Thank goodness for MorrisZapp. It's quite true, women look to other women to be the guardians of their marriage instead of putting the responsibility for that on their own spouses. It's ridiculous. I can't think that men would do this? Hold other men accountable in the same way that women insist other women are?

I know what it's like to be cheated on, it was like feeling the floor beneath me just immediately shift and disappear but some of the projection here is unbelievable. You can't possibly speak for how other cheated-on women might feel or perceive their 'lot'/circumstances.

If you believe a poster is bored or just trying to provoke a reaction then why feed them your most painful thoughts and memories of such a horrible time? Up to the individual really but nobody has the right to call her or anyone else such vile names.

TheFormidableMrsC · 31/12/2015 22:54

I repeat again, if you know somebody is married, has children, is not available, you just don't frigging go there. You also don't then go on to abuse the wife, manipulate and be a total inhuman shit. Just my experience. You. Just. Don't.

NoMore314 · 31/12/2015 22:57

Well, I never have, but what can you do? what do you want, Sharia Law?. I know it must be really painful, but you can't legally prevent somebody from cheating on you. You do have power to dump them.

NoMore314 · 31/12/2015 22:58

TheFormidableMrsC, I think you're a great poster by the way. but I mean, I just don't know what the answer is.

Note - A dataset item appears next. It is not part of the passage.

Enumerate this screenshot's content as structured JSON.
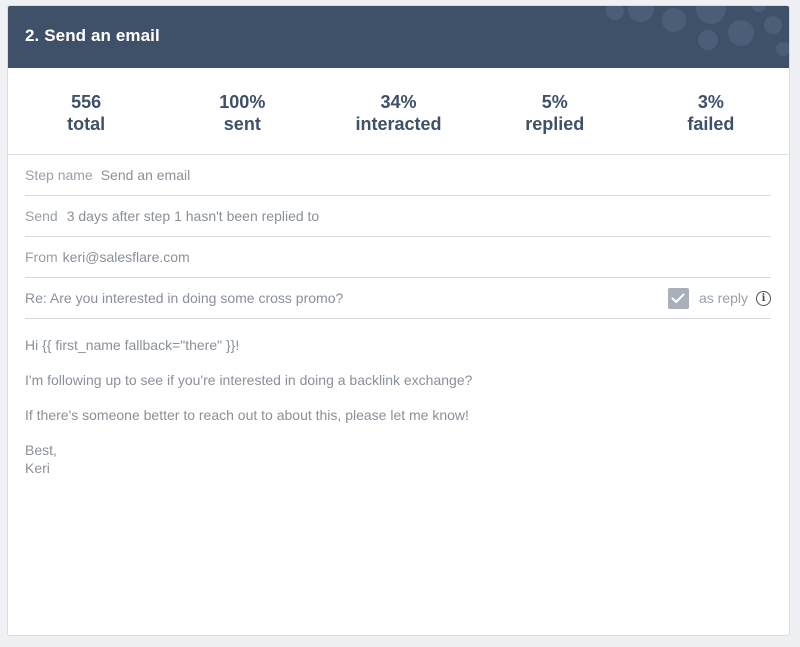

TheFormidableMrsC · 31/12/2015 23:18

NoMore, oh of course, you can't prevent anybody from cheating on you, no way. My husband's a twat. He is also somebody with extensive "issues". I don't know what the answer is either. My anger is specific to my circumstances, it really is. OW in my case is literally the vilest specimen you could ever have the misfortune of coming across. It wouldn't have been so bad had she not made repeated attempts over 14 years to tempt my husband to leave. It wouldn't have been so bad had she not known about our very very young child. It wouldn't have been so bad had she not used her dead husband and grieving son to cover up what she did. It might also not have been so bad had she chosen not to abuse me in the way she did. My situation is unique in very many ways. However, you can't stop people cheating, you can't stop OW's who think it's OK to do it. You also can't do anything at all about the fallout of it all. That's down to the parent left behind. That is a shit job, believe me. It's a bereavement and grieving process unfortunately...unless you're "my" OW who told me that she didn't think that anything I was suffering was like bereavement, yet moved my husband in 4 1/2 months after her husband's funeral Hmm

Anyway, happy new year to you all...I mean that sincerely!